High-resolution detection of neutral oxygen and non-LTE effects in the atmosphere of KELT-9b

Oxygen is a constituent of many of the most abundant molecules detected in exoplanetary atmospheres and a key ingredient for tracking how and where a planet formed¹. In particular, the O i 777.4 nm triplet is used to probe airglow and aurora on the Earth² and the oxygen abundance in stellar atmospheres^3–6, but has not been detected in an exoplanet atmosphere before. We present a definite ground-based detection of the neutral oxygen 777.4 nm triplet lines in the transmission spectrum of the ultrahot Jupiter KELT-9b⁷, the hottest known giant planet.

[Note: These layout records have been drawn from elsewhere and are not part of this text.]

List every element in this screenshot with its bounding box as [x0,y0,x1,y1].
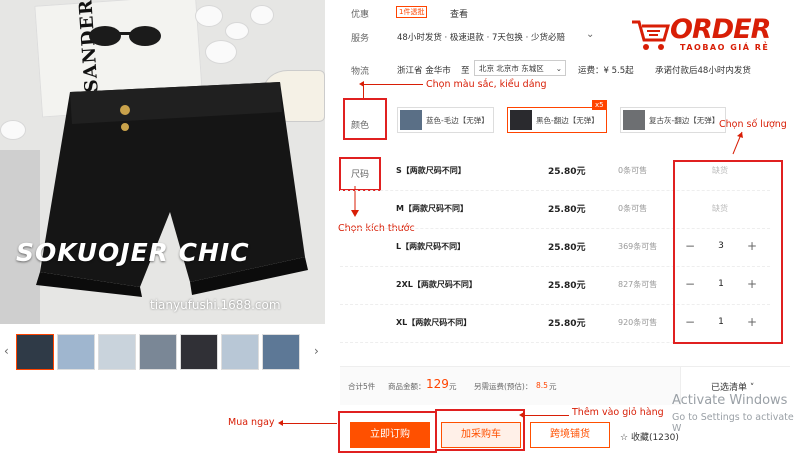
color-label: 颜色 [351,121,370,131]
selected-count-badge: x5 [592,100,607,110]
color-option-blue[interactable]: 蓝色-毛边【无弹】 [397,107,494,133]
goods-amount: 129 [426,377,449,391]
quantity-highlight [673,160,783,344]
product-brand-text: SOKUOJER CHIC [16,238,250,267]
discount-badge: 1件透批 [396,6,428,18]
service-text: 48小时发货 · 极速退款 · 7天包换 · 少货必赔 [397,33,566,43]
thumbnail-5[interactable] [221,334,259,370]
add-to-cart-button[interactable]: 加采购车 [441,422,521,448]
logistics-label: 物流 [351,67,370,77]
discount-label: 优惠 [351,10,370,20]
favorite-button[interactable]: ☆ 收藏(1230) [620,430,679,443]
annotation-add-cart: Thêm vào giỏ hàng [572,407,664,418]
freight-amount: 8.5 [536,381,548,390]
thumbnail-video[interactable] [16,334,54,370]
total-count: 合计5件 [348,382,376,391]
thumbnail-2[interactable] [98,334,136,370]
chevron-down-icon[interactable]: ⌄ [586,29,594,40]
logo-subtitle: TAOBAO GIÁ RẺ [680,43,770,52]
view-discount-link[interactable]: 查看 [450,7,468,20]
to-text: 至 [461,66,470,76]
shipping-promise: 承诺付款后48小时内发货 [655,66,751,76]
thumbnail-3[interactable] [139,334,177,370]
chevron-down-icon: ⌄ [555,64,562,73]
origin-text: 浙江省 金华市 [397,66,451,76]
annotation-choose-qty: Chọn số lượng [719,119,787,130]
sunglasses-icon [89,26,161,46]
color-option-grey[interactable]: 复古灰-翻边【无弹】 [620,107,726,133]
color-option-black[interactable]: 黑色-翻边【无弹】 [507,107,607,133]
cart-icon [632,20,670,50]
product-main-image[interactable]: JIL SANDER SOKUOJER CHIC tianyufushi.168… [0,0,325,324]
cross-border-button[interactable]: 跨境铺货 [530,422,610,448]
thumbnail-1[interactable] [57,334,95,370]
service-label: 服务 [351,34,370,44]
activate-windows-title: Activate Windows [672,393,788,408]
buy-now-button[interactable]: 立即订购 [350,422,430,448]
chevron-left-icon[interactable]: ‹ [4,344,9,358]
order-taobao-logo: ORDER TAOBAO GIÁ RẺ [630,14,795,58]
star-icon: ☆ [620,433,631,443]
destination-select[interactable]: 北京 北京市 东城区 ⌄ [474,60,566,76]
freight-unit: 元 [549,382,557,391]
shop-watermark: tianyufushi.1688.com [150,298,281,312]
freight-label: 另需运费(预估)： [474,382,533,391]
thumbnail-4[interactable] [180,334,218,370]
goods-amount-label: 商品金额： [388,382,426,391]
chevron-right-icon[interactable]: › [314,344,319,358]
logo-word: ORDER [670,14,771,45]
annotation-choose-color: Chọn màu sắc, kiểu dáng [426,79,547,90]
thumbnail-6[interactable] [262,334,300,370]
thumbnail-strip: ‹ › [0,332,325,372]
shipping-fee: 运费：¥ 5.5起 [578,66,634,76]
goods-amount-unit: 元 [449,382,457,391]
activate-windows-subtitle: Go to Settings to activate W [672,412,794,434]
annotation-buy-now: Mua ngay [228,417,275,428]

The synthetic spectrum computed employing novel non-local thermodynamic equilibrium radiative transfer calculations⁸ matches the data significantly better than that computed assuming local thermodynamic equilibrium. These non-local thermodynamic equilibrium radiative transfer calculations imply a mass-loss rate of 10⁸–10⁹ kg s⁻¹, which exceeds the lower limit of 10⁷–10⁸ kg s⁻¹ required to facilitate the escape of oxygen and iron from the atmosphere. Assuming a solar oxygen abundance, the non-local thermodynamic equilibrium model points towards the need for microturbulence and macroturbulence broadening of 3.0 ± 0.7 km s⁻¹ and 13 ± 5 km s⁻¹, respectively, indicative of the presence of fast winds in the middle and upper atmosphere. Present and upcoming high-resolution spectrographs will allow the detection in other exoplanets of the 777.4 nm O i triplet, which is a powerful tool to constrain the key characteristics of exoplanetary atmospheres when coupled with forward modelling accounting for non-local thermodynamic equilibrium effects.